Wednesday, May 20, 2009

the last exam of my life - part deux

Some students are the extra smart types. Some are plain duds. No no….not dudes….duds.
The extra smart types carry a fully efficient arsenal of scales, pencils, pens, erasers and what not. The duds….and the dudes carry just one pen and wield it around as if it’s a light sabre gifted to them from Death Vader. Both species are royal piss offs anyways.

So we got our answer sheets and every one started drawing their lines on the papers. I surely need a scale coz even a drunk guy would draw a straighter line than me without a scale. I saw every one drawing lines all over their sheets. The extra smart types do this to look extra extra smart. The dudes and the duds do this to either fill up the pages or to just wail away time and to avoid eye contact with the invigilator. Yes. Modern invigilators do have the ability to see right through our eyes and always manage to keep a check on our intentions by hovering around our benches.

There are times in your life when you feel really proud of yourself. For the past 2 years I have been clueless during my exams. Very often I was the first one to leave the class and I was the one responsible for all the sheets of paper that have been left blank.

But today it was a very different story. My hands moved smoothly along the sheet. My wrist hurt a lot and I felt piercing urge to just cut it off!

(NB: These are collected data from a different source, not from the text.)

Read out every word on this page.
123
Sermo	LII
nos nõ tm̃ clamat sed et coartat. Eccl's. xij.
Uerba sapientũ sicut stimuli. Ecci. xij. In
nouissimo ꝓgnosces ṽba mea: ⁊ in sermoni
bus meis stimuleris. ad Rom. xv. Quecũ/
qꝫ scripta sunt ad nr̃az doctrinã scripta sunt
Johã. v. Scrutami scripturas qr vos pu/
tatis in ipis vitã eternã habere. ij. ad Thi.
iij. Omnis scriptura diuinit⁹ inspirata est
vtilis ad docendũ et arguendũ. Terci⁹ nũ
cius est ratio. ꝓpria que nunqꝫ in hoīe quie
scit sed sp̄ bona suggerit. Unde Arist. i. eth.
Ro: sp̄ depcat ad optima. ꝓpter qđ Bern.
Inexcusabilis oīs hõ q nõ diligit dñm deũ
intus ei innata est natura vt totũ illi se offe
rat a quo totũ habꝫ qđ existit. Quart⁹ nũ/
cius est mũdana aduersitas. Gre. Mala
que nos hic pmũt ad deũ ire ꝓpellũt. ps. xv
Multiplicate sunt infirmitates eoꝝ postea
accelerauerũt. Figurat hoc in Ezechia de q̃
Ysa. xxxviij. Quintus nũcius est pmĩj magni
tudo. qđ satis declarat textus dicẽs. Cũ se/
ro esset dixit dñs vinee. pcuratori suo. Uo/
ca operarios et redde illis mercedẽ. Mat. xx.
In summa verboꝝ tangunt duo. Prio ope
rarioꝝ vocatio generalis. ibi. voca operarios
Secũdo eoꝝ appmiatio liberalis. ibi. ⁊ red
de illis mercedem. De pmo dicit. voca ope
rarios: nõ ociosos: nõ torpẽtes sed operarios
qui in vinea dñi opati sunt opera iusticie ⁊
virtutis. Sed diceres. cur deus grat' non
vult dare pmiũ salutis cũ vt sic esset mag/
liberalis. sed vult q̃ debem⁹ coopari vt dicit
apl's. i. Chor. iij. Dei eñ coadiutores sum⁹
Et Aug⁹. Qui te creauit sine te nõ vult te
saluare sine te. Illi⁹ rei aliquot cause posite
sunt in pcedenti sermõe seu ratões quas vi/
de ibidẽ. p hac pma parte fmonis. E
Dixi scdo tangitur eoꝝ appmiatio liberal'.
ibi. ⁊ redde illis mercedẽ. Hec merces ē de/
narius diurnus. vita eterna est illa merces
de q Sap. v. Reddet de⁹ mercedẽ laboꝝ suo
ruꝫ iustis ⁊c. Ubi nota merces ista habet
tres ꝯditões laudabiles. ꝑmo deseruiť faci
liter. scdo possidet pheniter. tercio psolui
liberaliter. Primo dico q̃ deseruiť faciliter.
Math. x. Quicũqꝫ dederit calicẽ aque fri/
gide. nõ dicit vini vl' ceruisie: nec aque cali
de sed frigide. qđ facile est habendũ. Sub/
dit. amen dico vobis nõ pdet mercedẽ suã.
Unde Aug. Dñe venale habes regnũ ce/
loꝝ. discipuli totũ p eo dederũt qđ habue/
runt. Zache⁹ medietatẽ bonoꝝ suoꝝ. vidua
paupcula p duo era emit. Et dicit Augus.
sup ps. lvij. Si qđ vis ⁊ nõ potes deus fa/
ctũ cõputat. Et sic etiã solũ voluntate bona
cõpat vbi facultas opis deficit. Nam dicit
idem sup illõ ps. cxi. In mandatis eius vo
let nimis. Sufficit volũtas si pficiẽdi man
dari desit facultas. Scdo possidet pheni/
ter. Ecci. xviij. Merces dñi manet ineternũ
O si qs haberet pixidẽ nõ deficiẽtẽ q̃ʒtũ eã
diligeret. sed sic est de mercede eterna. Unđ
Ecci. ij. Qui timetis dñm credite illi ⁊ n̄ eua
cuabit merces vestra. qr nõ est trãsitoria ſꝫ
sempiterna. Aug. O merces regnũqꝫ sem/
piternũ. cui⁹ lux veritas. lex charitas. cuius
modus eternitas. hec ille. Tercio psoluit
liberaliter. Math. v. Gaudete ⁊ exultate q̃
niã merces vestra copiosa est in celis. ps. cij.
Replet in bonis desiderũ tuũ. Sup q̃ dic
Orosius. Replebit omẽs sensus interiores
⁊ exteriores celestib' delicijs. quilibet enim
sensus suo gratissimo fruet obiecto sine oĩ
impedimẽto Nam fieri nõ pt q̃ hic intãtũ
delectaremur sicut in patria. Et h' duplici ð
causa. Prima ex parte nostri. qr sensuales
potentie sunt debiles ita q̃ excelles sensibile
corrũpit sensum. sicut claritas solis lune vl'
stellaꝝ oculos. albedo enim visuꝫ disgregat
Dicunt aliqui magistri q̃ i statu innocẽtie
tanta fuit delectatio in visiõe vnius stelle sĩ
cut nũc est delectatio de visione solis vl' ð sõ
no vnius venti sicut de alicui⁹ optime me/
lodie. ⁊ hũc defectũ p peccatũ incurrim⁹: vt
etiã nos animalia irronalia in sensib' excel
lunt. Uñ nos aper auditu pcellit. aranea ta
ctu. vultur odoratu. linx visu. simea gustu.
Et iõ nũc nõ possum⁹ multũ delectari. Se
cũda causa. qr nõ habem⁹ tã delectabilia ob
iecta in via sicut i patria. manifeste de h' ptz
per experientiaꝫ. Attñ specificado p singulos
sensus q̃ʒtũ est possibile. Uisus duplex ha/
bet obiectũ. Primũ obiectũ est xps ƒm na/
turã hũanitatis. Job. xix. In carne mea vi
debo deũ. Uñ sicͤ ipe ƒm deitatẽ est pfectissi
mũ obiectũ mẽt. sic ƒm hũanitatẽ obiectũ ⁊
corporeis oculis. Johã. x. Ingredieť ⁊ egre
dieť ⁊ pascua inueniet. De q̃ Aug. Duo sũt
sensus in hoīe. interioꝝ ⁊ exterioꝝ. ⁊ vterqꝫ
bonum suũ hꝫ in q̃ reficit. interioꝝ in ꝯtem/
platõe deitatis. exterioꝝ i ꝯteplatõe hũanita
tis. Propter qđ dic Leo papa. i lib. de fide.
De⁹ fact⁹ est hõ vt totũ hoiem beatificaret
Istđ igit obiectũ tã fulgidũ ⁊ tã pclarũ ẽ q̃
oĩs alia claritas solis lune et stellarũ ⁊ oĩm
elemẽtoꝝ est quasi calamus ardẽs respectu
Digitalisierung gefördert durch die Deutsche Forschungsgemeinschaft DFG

I never really expected this moment to come at any point in my life. But as I said – this day was different. One hour into my exam…..i raised my arm and yelled out …… SUPPLEMENT!!
There are times when this feeling of jubilation surges through your body like a current. This is just one of them. This was a word I hadn’t uttered for a long time now.
My friend sitting 2 benches ahead of me looked at me with a gaping mouth. I couldn’t blame him. It took him about 2 minutes to recover from the shock and get back to his paper.


To be continued…..

Monday, May 18, 2009

the last exam of my life - part 1

Being in a pleasant mood right when your exams are in full throttle is the best thing that can happen to a student. I am in such a pleasant mood. And a VERY pleasant one at that. My exams are going on really well so I thought ill just share my experiences with all of you.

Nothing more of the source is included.